Steven Pinker, the famous linguist who isn’t Noam Chomsky, doesn’t think using “literally” figuratively is all that bad. “The figurative use doesn’t mean the language is deteriorating,” he says in a 2014 interview, comparing it to the hyperbolic use of “terrific” or “wonderful”.
Photo by jmm
“But ‘literally’ is a special case!” you might be ready to comment. “It has a concrete meaning defining truth value,” you might add. So did plenty of other words. The word “fantastic”, for example, first meant something false or imagined. Over a couple of centuries, it gained the metaphorical meaning we usually think of today: “Very good.” But while someone might whine that it’s overused, no one still complains that “fantastic” should only mean “fictitious”.
Pinker says this is just how language works:
It’s understandable why people do it.
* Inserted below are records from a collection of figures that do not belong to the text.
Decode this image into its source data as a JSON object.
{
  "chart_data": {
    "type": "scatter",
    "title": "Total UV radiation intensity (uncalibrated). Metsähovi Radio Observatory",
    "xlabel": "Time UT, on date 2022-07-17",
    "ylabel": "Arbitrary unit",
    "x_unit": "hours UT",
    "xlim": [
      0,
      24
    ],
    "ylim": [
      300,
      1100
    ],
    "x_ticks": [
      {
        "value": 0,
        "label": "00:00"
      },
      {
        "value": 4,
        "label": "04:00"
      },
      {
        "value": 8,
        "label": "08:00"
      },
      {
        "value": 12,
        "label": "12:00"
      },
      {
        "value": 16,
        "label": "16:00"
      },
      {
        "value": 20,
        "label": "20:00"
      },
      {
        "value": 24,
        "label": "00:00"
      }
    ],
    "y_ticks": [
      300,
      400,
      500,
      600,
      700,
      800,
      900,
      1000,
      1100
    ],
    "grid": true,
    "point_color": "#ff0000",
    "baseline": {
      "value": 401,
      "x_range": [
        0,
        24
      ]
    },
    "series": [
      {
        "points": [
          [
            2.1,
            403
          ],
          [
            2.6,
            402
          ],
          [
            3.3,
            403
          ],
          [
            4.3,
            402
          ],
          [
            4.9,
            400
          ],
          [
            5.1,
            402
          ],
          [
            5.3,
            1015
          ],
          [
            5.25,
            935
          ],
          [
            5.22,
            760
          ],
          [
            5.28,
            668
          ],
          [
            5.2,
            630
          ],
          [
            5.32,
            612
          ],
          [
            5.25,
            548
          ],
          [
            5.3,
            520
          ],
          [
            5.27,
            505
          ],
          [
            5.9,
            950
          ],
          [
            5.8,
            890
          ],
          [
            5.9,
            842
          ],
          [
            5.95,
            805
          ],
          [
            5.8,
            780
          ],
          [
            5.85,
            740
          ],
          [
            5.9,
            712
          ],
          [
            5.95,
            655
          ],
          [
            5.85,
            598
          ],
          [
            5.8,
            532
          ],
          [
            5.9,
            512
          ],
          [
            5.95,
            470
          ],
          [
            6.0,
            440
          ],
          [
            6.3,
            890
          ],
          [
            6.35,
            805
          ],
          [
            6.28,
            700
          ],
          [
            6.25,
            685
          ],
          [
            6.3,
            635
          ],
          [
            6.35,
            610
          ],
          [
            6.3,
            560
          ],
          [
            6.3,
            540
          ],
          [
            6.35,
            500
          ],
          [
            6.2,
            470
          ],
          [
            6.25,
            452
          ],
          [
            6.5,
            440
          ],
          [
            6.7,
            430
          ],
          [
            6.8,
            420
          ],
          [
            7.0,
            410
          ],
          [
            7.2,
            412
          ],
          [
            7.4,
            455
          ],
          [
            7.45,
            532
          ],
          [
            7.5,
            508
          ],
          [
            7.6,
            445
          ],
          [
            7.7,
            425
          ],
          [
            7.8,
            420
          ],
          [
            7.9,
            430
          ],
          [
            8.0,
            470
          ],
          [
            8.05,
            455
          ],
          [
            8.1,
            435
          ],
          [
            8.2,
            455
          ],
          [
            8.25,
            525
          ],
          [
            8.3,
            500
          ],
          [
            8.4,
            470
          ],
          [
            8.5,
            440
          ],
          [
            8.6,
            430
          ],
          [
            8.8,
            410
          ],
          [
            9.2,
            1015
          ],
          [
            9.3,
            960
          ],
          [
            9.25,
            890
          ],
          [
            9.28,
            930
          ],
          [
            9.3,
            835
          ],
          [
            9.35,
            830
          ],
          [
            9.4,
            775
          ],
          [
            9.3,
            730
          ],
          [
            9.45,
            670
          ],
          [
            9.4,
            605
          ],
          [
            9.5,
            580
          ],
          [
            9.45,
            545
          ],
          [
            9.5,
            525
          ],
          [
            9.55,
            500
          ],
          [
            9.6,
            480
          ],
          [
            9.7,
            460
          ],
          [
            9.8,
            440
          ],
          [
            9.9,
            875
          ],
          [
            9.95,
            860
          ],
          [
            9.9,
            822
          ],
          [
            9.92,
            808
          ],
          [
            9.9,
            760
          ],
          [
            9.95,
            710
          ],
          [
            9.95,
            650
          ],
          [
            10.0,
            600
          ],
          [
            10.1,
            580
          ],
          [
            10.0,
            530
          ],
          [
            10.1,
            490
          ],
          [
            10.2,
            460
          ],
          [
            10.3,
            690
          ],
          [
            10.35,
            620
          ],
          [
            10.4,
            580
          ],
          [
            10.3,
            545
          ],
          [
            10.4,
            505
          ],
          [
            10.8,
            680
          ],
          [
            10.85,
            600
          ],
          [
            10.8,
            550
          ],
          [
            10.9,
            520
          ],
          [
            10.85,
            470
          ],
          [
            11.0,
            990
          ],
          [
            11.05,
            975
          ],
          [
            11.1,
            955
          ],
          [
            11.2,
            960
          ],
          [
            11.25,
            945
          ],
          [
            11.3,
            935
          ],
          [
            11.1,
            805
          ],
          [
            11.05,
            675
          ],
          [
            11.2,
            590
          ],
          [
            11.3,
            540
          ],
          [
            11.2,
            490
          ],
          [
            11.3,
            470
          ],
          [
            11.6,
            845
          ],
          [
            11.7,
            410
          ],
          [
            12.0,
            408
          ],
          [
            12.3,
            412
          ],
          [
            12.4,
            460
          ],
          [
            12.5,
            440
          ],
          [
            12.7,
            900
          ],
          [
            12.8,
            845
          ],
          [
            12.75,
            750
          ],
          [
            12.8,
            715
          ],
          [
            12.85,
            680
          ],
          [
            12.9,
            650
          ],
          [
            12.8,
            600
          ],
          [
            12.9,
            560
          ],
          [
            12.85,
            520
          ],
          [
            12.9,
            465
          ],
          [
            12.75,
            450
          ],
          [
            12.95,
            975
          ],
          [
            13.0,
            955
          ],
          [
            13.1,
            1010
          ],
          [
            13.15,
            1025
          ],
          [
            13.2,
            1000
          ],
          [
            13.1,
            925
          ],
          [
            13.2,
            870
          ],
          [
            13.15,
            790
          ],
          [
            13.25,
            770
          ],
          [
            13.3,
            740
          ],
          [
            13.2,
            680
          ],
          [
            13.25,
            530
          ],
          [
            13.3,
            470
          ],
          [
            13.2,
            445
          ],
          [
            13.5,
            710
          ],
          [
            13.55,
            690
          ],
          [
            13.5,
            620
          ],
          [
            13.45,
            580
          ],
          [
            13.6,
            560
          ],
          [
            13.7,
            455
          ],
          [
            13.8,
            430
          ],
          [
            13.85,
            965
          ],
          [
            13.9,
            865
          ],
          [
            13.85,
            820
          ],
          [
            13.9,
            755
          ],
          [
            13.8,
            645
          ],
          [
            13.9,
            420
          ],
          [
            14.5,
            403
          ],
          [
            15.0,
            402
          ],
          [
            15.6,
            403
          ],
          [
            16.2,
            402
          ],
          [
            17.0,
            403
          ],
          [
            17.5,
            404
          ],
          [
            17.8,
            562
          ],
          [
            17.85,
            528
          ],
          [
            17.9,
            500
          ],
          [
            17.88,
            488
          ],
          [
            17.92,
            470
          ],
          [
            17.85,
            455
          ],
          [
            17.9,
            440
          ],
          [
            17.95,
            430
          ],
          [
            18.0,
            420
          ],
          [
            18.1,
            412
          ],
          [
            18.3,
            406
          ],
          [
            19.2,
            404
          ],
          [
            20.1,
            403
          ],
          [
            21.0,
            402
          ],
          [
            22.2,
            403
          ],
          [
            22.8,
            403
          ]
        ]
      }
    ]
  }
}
We are always in search of superlatives, of ways of impressing upon our hearer that something that happened is noteworthy or even extraordinary. And the words we use to signal that eventually lose their meaning.
Of course, it’s much easier to live with a word such as “fantastic” when everyone already agrees on the new meaning. While it transitions, “literally” loses some of its usefulness, which is a pain in the arse.
But there are plenty of other terms — there really, actually, factually, in fact, truly, truthfully are — to convey the same meaning. And human communication involves tools such as context and tone that help us detect irony, informality and generalisation. Of course, all those tools can be flipped too — a deadpan delivery is irony dressed up as sincerity. But that’s what we get for ever crawling out of the sea and trying to relate to each other.
Comments
2 responses to “Go Ahead And Use ‘Literally’ Figuratively”
The example of “fantastic” is not the same. Words evolve and gain additional meanings, sure – but those different meanings are generally something different – as is the case with fantastic.
With “Literally”, it’s the polar opposite rather than some other random meaning.
When a word develops a new accepted definition that is the exact opposite of the existing meaning, it makes the original word next to useless.
If “fantastic” (with current definition of very good) developed a new meaning along the lines of absolutely terrible – THAT would be similar to the misuse of literally.
I know I’m on the wrong side of a losing battle here, but I will end up being that grumpy old man yelling at kids to get off my lawn or I will literally start scattering tacks on my lawn every day (Hey – I warned them..)
In its new guise it can be left out of the sentence with no effect on the meaning.